Methods: The study included 1,953 consecutive patients scanned during a 1.5-year period for thyrotoxicosis, thyroid nodules or goiter. Scans were acquired 15-30 minutes after 170 MBq +/-10% 99mTc injection using a solo-mobile (DDD Diagnostic) one-headed gamma camera with a pinhole collimator. A 256x256 matrix and stop condition were set at either 10 minutes or 200 kilocounts. The camera was positioned as close as possible to the patient, with the image of the thyroid gland expanded to the full image field. The thyroid scintigraphies were subsequently segmented by three experienced nuclear medicine physicians. A total of 229 images were excluded due to low image quality, primarily caused by low uptake. A total of 1,724 images were labeled as 'detectable hypofunctioning lesion' or 'no detectable hypofunctioning lesion'. Segmentations were based on standalone images without any further image details, acquisition data or patient history. When the three physicians disagreed about the initial labeling, the image was reevaluated, and a consensus label was agreed upon. Images were randomly assigned as either training data, validation data or test data, containing 1,206, 259 and 259 images, respectively. The model was developed in TensorFlow using the convolutional base of the VGG19 model appended with a dense classifier including 256 units, a dropout layer and a dense layer, with a single unit for binary classification. During training, the bottom 12 layers of the convolutional base were frozen, while the top four layers were fine-tuned. Training was performed and accelerated with a nomad cluster delivering 1,500+ CPU cores, 3+ TB RAM and 12,000+ CUDA cores, with >200 Gbit internal networking. The performance of the model was compared to the consensus from the evaluating physicians. Similarly, the performance of each physician's initial evaluation was compared to the consensus among the physicians.
Results: The developed VGG19-based AI model detected hypofunctioning lesions with an accuracy of 0.90 compared to 0.88-0.94 among the experienced physicians’ initial evaluations. Thus, there was no significant difference between the performances of the AI model and the physicians (p < 0.05). As expected, the performance of the model increased from 0.81 to 0.90 when low-quality images were excluded (11.7% of images), thus emphasizing the importance of checking image quality before training the AI model.

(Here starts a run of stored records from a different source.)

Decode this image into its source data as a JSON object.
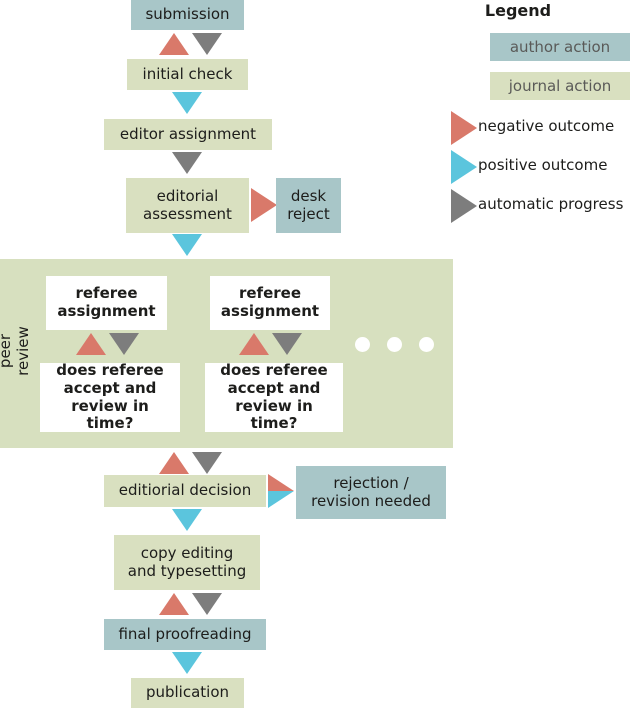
{
  "flow": {
    "nodes": [
      {
        "id": "submission",
        "label": "submission",
        "kind": "author"
      },
      {
        "id": "initial-check",
        "label": "initial check",
        "kind": "journal"
      },
      {
        "id": "editor-assignment",
        "label": "editor assignment",
        "kind": "journal"
      },
      {
        "id": "editorial-assessment",
        "label": "editorial\nassessment",
        "kind": "journal"
      },
      {
        "id": "desk-reject",
        "label": "desk\nreject",
        "kind": "author"
      },
      {
        "id": "referee-assignment-1",
        "label": "referee\nassignment",
        "kind": "white"
      },
      {
        "id": "referee-assignment-2",
        "label": "referee\nassignment",
        "kind": "white"
      },
      {
        "id": "referee-question-1",
        "label": "does referee\naccept and\nreview in time?",
        "kind": "white"
      },
      {
        "id": "referee-question-2",
        "label": "does referee\naccept and\nreview in time?",
        "kind": "white"
      },
      {
        "id": "editorial-decision",
        "label": "editiorial decision",
        "kind": "journal"
      },
      {
        "id": "rejection-revision",
        "label": "rejection /\nrevision needed",
        "kind": "author"
      },
      {
        "id": "copy-editing",
        "label": "copy editing\nand typesetting",
        "kind": "journal"
      },
      {
        "id": "final-proofreading",
        "label": "final proofreading",
        "kind": "author"
      },
      {
        "id": "publication",
        "label": "publication",
        "kind": "journal"
      }
    ],
    "peer_review_label": "peer review",
    "ellipsis_dots": 3
  },
  "legend": {
    "title": "Legend",
    "swatches": [
      {
        "label": "author action",
        "color": "#a8c6c8"
      },
      {
        "label": "journal action",
        "color": "#d9e0c0"
      }
    ],
    "markers": [
      {
        "label": "negative outcome",
        "color": "#d9796a",
        "icon": "triangle-right-icon"
      },
      {
        "label": "positive outcome",
        "color": "#5bc5dd",
        "icon": "triangle-right-icon"
      },
      {
        "label": "automatic progress",
        "color": "#7d7d7d",
        "icon": "triangle-right-icon"
      }
    ]
  },
  "colors": {
    "author_action": "#a8c6c8",
    "journal_action": "#d9e0c0",
    "peer_review_panel": "#d7e0bf",
    "negative": "#d9796a",
    "positive": "#5bc5dd",
    "automatic": "#7d7d7d",
    "text": "#1d1d1b"
  }
}
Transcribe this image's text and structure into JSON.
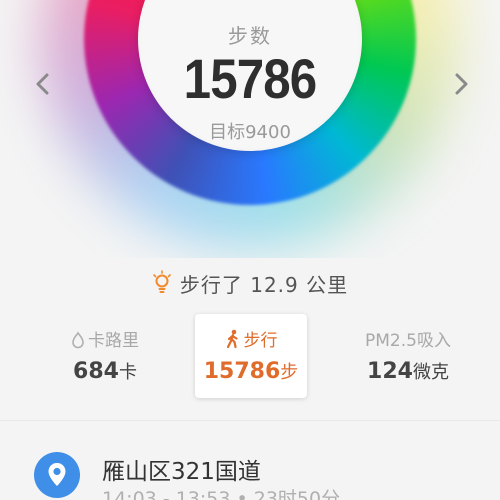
{
  "ring": {
    "title": "步数",
    "value": "15786",
    "goal": "目标9400",
    "progress": 1.68
  },
  "nav": {
    "prev_icon": "chevron-left-icon",
    "next_icon": "chevron-right-icon"
  },
  "summary": {
    "icon": "lightbulb-icon",
    "text": "步行了 12.9 公里"
  },
  "stats": {
    "calories": {
      "icon": "flame-icon",
      "label": "卡路里",
      "value": "684",
      "unit": "卡"
    },
    "walk": {
      "icon": "walking-person-icon",
      "label": "步行",
      "value": "15786",
      "unit": "步"
    },
    "pm25": {
      "label": "PM2.5吸入",
      "value": "124",
      "unit": "微克"
    }
  },
  "timeline": {
    "icon": "location-pin-icon",
    "title": "雁山区321国道",
    "time": "14:03 - 13:53 • 23时50分"
  },
  "colors": {
    "accent_orange": "#e06c2c",
    "location_blue": "#3f8fe8"
  }
}
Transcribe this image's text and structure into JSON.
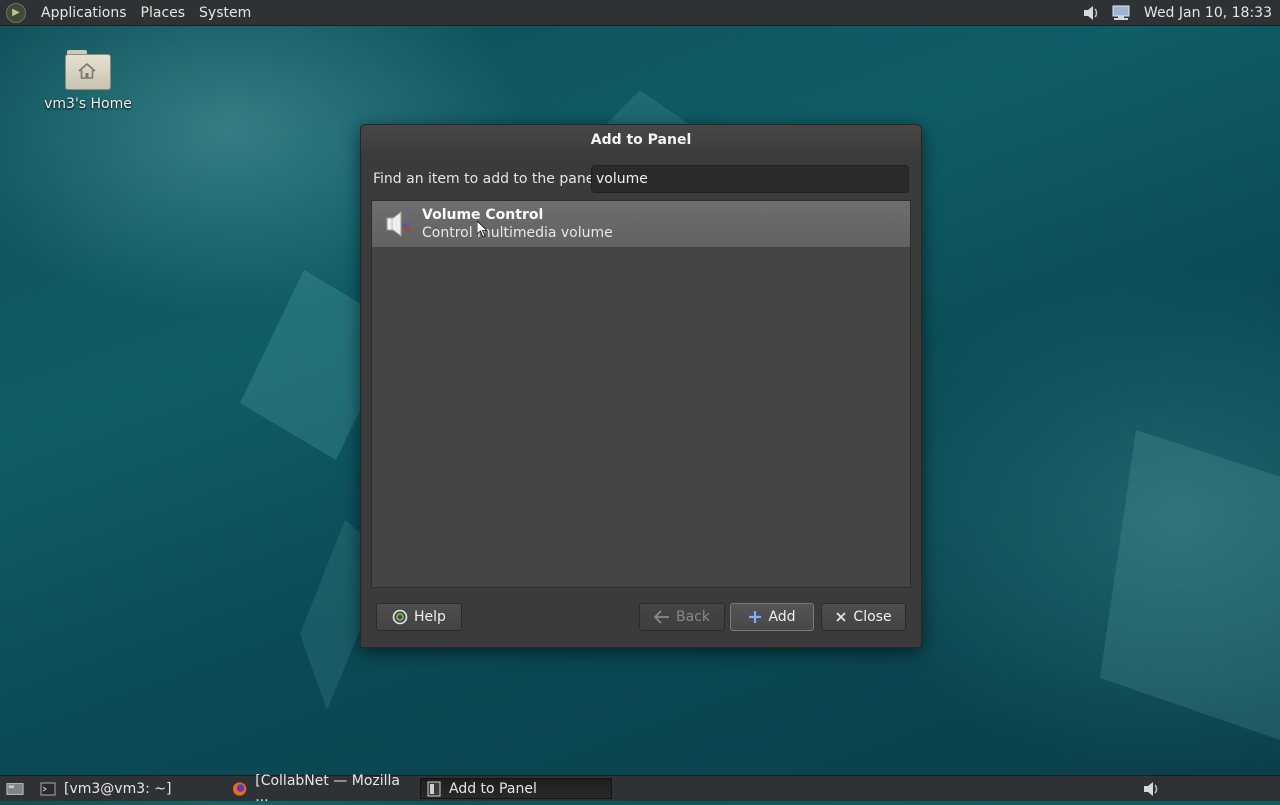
{
  "top_panel": {
    "menus": [
      "Applications",
      "Places",
      "System"
    ],
    "clock": "Wed Jan 10, 18:33",
    "tray_icons": [
      "volume-icon",
      "network-icon"
    ]
  },
  "desktop": {
    "icons": [
      {
        "label": "vm3's Home",
        "icon": "home-folder-icon"
      }
    ]
  },
  "dialog": {
    "title": "Add to Panel",
    "find_label": "Find an item to add to the panel:",
    "search_value": "volume",
    "results": [
      {
        "title": "Volume Control",
        "description": "Control multimedia volume",
        "icon": "volume-control-icon",
        "selected": true
      }
    ],
    "buttons": {
      "help": "Help",
      "back": "Back",
      "add": "Add",
      "close": "Close"
    }
  },
  "taskbar": {
    "tasks": [
      {
        "label": "[vm3@vm3: ~]",
        "icon": "terminal-icon",
        "active": false
      },
      {
        "label": "[CollabNet — Mozilla ...",
        "icon": "firefox-icon",
        "active": false
      },
      {
        "label": "Add to Panel",
        "icon": "window-icon",
        "active": true
      }
    ]
  },
  "colors": {
    "desktop_bg": "#0f5d66",
    "panel_bg": "#2f3234",
    "dialog_bg": "#3b3b3b",
    "selection_bg": "#6e6e6e"
  }
}
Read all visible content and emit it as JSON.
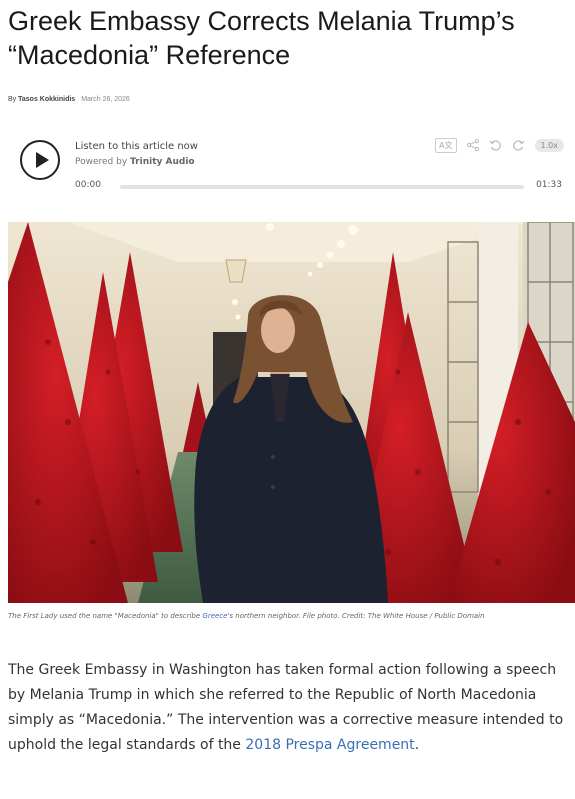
{
  "article": {
    "title": "Greek Embassy Corrects Melania Trump’s “Macedonia” Reference",
    "byline_prefix": "By ",
    "author": "Tasos Kokkinidis",
    "date": "March 26, 2026"
  },
  "audio_player": {
    "title": "Listen to this article now",
    "powered_prefix": "Powered by ",
    "powered_brand": "Trinity Audio",
    "time_current": "00:00",
    "time_total": "01:33",
    "progress": 0,
    "speed_label": "1.0x",
    "tool_icons": [
      "translate-icon",
      "share-icon",
      "rewind-icon",
      "forward-icon"
    ]
  },
  "image": {
    "caption_before_link": "The First Lady used the name \"Macedonia\" to describe ",
    "caption_link": "Greece",
    "caption_after_link": "'s northern neighbor. File photo. Credit: The White House / Public Domain"
  },
  "body": {
    "paragraph_text": "The Greek Embassy in Washington has taken formal action following a speech by Melania Trump in which she referred to the Republic of North Macedonia simply as “Macedonia.” The intervention was a corrective measure intended to uphold the legal standards of the ",
    "paragraph_link": "2018 Prespa Agreement",
    "paragraph_end": "."
  },
  "colors": {
    "link": "#3a6fb5",
    "tree_red": "#b3141c",
    "coat": "#1d2230"
  }
}
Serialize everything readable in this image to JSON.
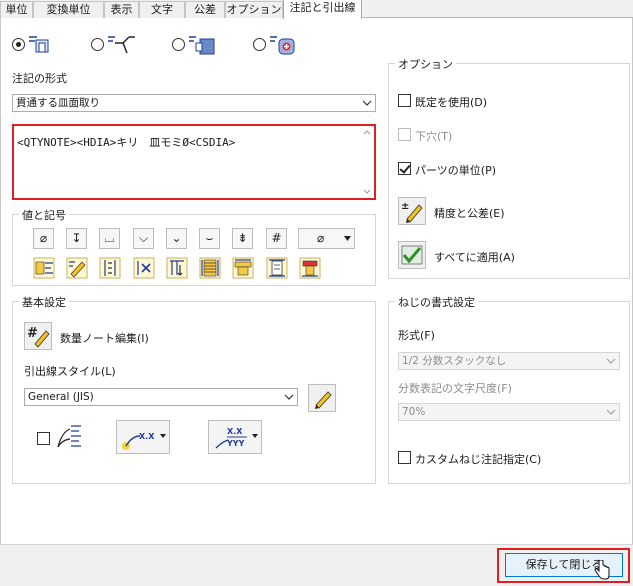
{
  "tabs": [
    {
      "label": "単位"
    },
    {
      "label": "変換単位"
    },
    {
      "label": "表示"
    },
    {
      "label": "文字"
    },
    {
      "label": "公差"
    },
    {
      "label": "オプション"
    },
    {
      "label": "注記と引出線",
      "active": true
    }
  ],
  "note_types": {
    "items": [
      {
        "icon": "hole-note-icon",
        "selected": true
      },
      {
        "icon": "thread-note-icon",
        "selected": false
      },
      {
        "icon": "chamfer-note-icon",
        "selected": false
      },
      {
        "icon": "punch-note-icon",
        "selected": false
      }
    ]
  },
  "note_format": {
    "label": "注記の形式",
    "dropdown_value": "貫通する皿面取り",
    "text": "<QTYNOTE><HDIA>キリ　皿モミØ<CSDIA>"
  },
  "options": {
    "title": "オプション",
    "use_default": {
      "label": "既定を使用(D)",
      "checked": false
    },
    "prepared_hole": {
      "label": "下穴(T)",
      "checked": false,
      "disabled": true
    },
    "part_units": {
      "label": "パーツの単位(P)",
      "checked": true
    },
    "precision_button": {
      "label": "精度と公差(E)",
      "icon": "precision-pencil-icon"
    },
    "apply_all_button": {
      "label": "すべてに適用(A)",
      "icon": "apply-all-icon"
    }
  },
  "values_symbols": {
    "title": "値と記号",
    "row1": [
      "⌀",
      "↧",
      "⌴",
      "⌵",
      "⌄",
      "⌣",
      "⇟",
      "#"
    ],
    "diameter_dropdown": "⌀",
    "row2_icons": [
      "hole-diameter-icon",
      "thread-edit-icon",
      "hole-depth-icon",
      "thread-depth-icon",
      "counterbore-depth-icon",
      "thread-designation-icon",
      "cbore-diameter-icon",
      "spotface-icon",
      "countersink-diameter-icon"
    ]
  },
  "basic_settings": {
    "title": "基本設定",
    "qty_note_button": "数量ノート編集(I)",
    "leader_style_label": "引出線スタイル(L)",
    "leader_style_value": "General (JIS)",
    "xx_label": "X.X",
    "xx_yyy_label1": "X.X",
    "xx_yyy_label2": "YYY"
  },
  "thread_format": {
    "title": "ねじの書式設定",
    "format_label": "形式(F)",
    "format_value": "1/2 分数スタックなし",
    "fraction_scale_label": "分数表記の文字尺度(F)",
    "fraction_scale_value": "70%",
    "custom_note": {
      "label": "カスタムねじ注記指定(C)",
      "checked": false
    }
  },
  "footer": {
    "save_close": "保存して閉じる"
  },
  "colors": {
    "highlight_red": "#e02020",
    "button_blue": "#0078d7"
  }
}
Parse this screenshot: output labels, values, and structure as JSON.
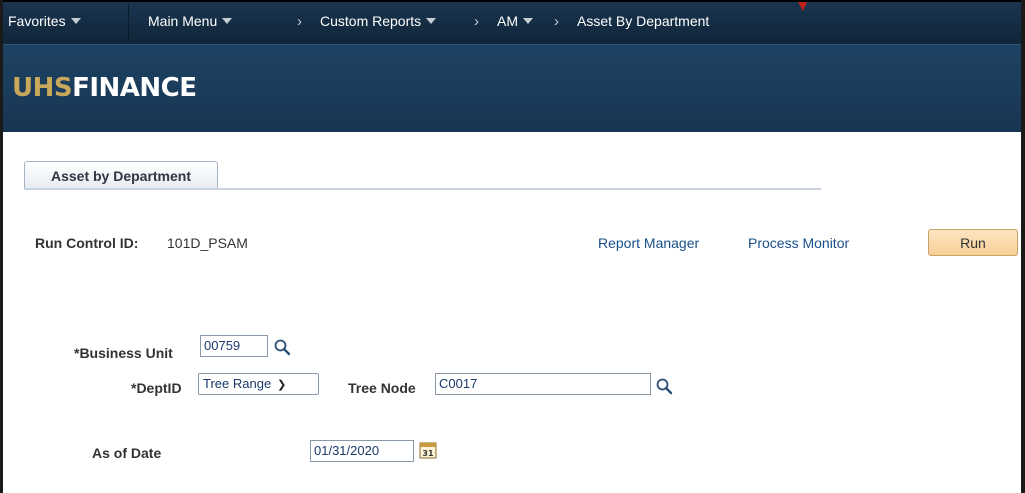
{
  "nav": {
    "favorites": "Favorites",
    "main_menu": "Main Menu",
    "custom_reports": "Custom Reports",
    "am": "AM",
    "asset_by_department": "Asset By Department"
  },
  "banner": {
    "logo_part1": "UHS",
    "logo_part2": "FINANCE"
  },
  "tab": {
    "label": "Asset by Department"
  },
  "run_control": {
    "label": "Run Control ID:",
    "value": "101D_PSAM",
    "report_manager": "Report Manager",
    "process_monitor": "Process Monitor",
    "run_button": "Run"
  },
  "form": {
    "business_unit_label": "*Business Unit",
    "business_unit_value": "00759",
    "deptid_label": "*DeptID",
    "deptid_value": "Tree Range",
    "tree_node_label": "Tree Node",
    "tree_node_value": "C0017",
    "as_of_date_label": "As of Date",
    "as_of_date_value": "01/31/2020",
    "calendar_day": "31"
  },
  "colors": {
    "navbar": "#102538",
    "banner": "#1f4364",
    "logo_accent": "#c8a85a",
    "run_button": "#f7cf97",
    "link": "#1a4f8b"
  }
}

Conclusions: Using the VGG19 network on a small dataset of fewer than two thousand images, it was possible to develop an AI model that could detect images with hypofunctioning lesions at an accuracy comparable to that of experienced nuclear physicians. Pretrained generic image classification networks can shortcut the training process, accelerate the development of models for computer-aided diagnosis and potentially improve the accuracy, speed and certainty of thyroid imaging reports.